Ancak, mimar Prost ile yazar Proust'u da birbirine karıştırmamak
şartıyla tabii!
Ağabey, o pek beğendiğin Açıkhava Tiyatrosu, berbat akustiği ve
çevre düzeniyle, en olmaması gereken yerdedir.
Ağabey, sarayın dibine futbol stadı yapılmaz. Eğer Fransız
sosyaldemokratları da günün birinde Louvre'un ya da Versailles'ın
yanına stadyum yaparlarsa senden özür dilerim.
Ağabey, Talimhane, senin sandığın gibi 'Dolmabahçe Sarayı'nda
padişahı bekleyen askerlerin talim yeri' değil, Lütfi Kırdar'ın
yıktırdığı Taksim Topçu Kışlası'ndaki askerlerin talim yeriydi.

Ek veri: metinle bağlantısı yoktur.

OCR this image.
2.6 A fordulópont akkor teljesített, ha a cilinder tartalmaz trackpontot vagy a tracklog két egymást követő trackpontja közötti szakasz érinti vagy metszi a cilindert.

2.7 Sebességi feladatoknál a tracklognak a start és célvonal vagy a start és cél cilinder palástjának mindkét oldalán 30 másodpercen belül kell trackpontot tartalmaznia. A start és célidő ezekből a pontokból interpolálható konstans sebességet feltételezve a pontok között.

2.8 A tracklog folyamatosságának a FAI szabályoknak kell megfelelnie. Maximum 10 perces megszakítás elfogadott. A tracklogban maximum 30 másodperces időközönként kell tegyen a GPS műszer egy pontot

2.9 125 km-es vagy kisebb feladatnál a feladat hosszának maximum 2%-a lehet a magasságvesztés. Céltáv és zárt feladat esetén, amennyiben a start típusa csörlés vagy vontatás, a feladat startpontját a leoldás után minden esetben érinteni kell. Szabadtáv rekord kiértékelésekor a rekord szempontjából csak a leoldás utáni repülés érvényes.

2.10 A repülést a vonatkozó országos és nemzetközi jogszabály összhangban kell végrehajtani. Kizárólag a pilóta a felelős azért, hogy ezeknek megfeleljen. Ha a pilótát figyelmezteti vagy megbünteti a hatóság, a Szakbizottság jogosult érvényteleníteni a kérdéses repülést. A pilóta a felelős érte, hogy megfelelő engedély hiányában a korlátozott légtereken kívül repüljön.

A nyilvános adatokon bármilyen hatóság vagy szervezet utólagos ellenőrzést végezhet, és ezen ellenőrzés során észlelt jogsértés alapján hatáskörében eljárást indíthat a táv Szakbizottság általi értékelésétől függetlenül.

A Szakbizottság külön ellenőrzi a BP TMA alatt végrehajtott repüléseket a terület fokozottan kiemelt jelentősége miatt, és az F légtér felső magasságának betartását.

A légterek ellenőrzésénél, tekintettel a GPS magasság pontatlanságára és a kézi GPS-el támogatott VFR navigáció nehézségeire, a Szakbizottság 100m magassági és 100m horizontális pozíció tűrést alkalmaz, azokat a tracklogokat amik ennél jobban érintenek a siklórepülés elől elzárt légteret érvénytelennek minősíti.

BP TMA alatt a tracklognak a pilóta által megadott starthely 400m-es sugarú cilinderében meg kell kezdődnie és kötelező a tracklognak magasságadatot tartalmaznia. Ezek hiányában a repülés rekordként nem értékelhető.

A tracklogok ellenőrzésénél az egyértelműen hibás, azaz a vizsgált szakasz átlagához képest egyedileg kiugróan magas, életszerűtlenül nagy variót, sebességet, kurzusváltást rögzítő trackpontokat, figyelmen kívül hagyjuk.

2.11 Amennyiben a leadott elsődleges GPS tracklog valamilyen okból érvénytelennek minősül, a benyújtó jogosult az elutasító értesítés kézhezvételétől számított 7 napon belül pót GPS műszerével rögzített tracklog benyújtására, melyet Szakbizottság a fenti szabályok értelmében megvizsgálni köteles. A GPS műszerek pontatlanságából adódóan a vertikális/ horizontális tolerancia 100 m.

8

Ağabey, 'minare boyundan daha yüksek bina yapımını yasaklamak'
ilericilikse, iktidara geldiğinizde bütün iş merkezlerini yıkın, ki
memleket batsın.
Fakat ağabey, bu kafada giderseniz, hayatınız boyunca iktidarı
ancak rüyanızda göreceksiniz.
Zarar yok, senin de benim de maaş tıkır tıkır işliyor, geçinir
gideriz.
Ben sana bir şey daha soracağım ağabey, madem aynı kaptan su içen
adamlardınız, Cumhuriyet Gazetesi'nden niçin ayrıldın?
Sakın emeği en yüce değer sayan devrimci aslanlar sana ayda hepi
topu yedi yüz lira verdikleri için olmasın?